Data Loss Prevention – Both a technique and a type of technology, designed to keep malicious insiders or hackers from leaking or stealing confidential information. DLP products scan emails, files, etc. as they move around the network to determine if they contain confidential information, and if so, to block them. DLP products can be very “noisy” on their own. Exabeam profiles DLP behavior to determine if an alert from a DLP product is normal noise or if it’s serious.
Data Science – The process and techniques related to machine learning and statistical analysis, typically applied to behavioral analytics. Exabeam combines data science with security research to automatically detect unusual and risky behavior.
Insider Threat – A.K.A. malicious insider, a user who is using his or her access rights to steal confidential information. It’s often difficult to detect this behavior until it’s too late, but Exabeam UEBA can profile each employee’s or contractor’s normal behavior and flag those users who are accessing sensitive data in unusual and risky ways.
Ransomware – A type of malware that encrypts files on a workstation or network drive, with the purpose of extracting a ransom for returning the files. Ransomware can be hard to detect, as it changes regularly. Exabeam UEBA applies behavioral analytics to system processes to detect the behaviors common to this type of malware.

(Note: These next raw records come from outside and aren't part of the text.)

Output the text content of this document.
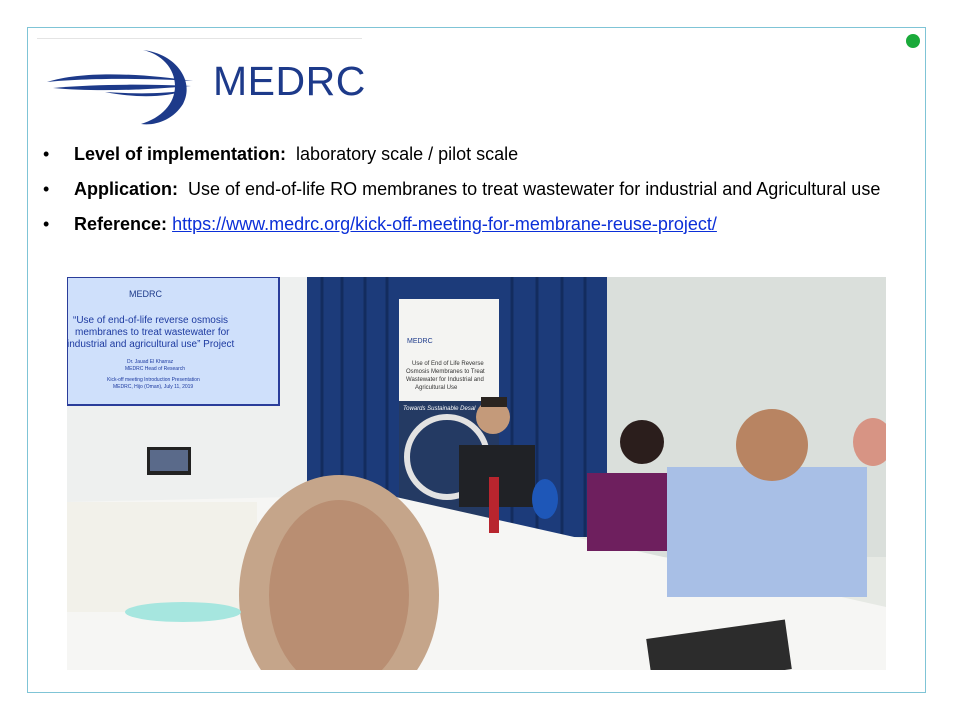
MEDRC
• Level of implementation: laboratory scale / pilot scale
• Application: Use of end-of-life RO membranes to treat wastewater for industrial and Agricultural use
• Reference: https://www.medrc.org/kick-off-meeting-for-membrane-reuse-project/
MEDRC
“Use of end-of-life reverse osmosis
membranes to treat wastewater for
industrial and agricultural use” Project
Dr. Jauad El Kharraz
MEDRC Head of Research
Kick-off meeting Introduction Presentation
MEDRC, Hijo (Oman), July 11, 2019
MEDRC
Use of End of Life Reverse
Osmosis Membranes to Treat
Wastewater for Industrial and
Agricultural Use
Towards Sustainable Desal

SOC 2 – A type of report that addresses an organization’s security and privacy controls. UEBA, and Exabeam in particular, can support a SOC 2 project by implementing and monitoring appropriate controls.
UBA – User Behavior Analytics is the application of machine learning and security research to determine when users are acting in unusual and risky ways. Good UBA doesn’t require static, predefined rules to detect threats, and can therefore evolve along with new techniques.
UEBA – User and Entity Behavior Analytics is the more recent extension of the UBA team. UEBA acknowledges that machines such as servers (i.e. entities) often have embedded account credentials and can access sensitive databases and files. A hacker can compromise an entity and use its embedded credentials to access and steal information.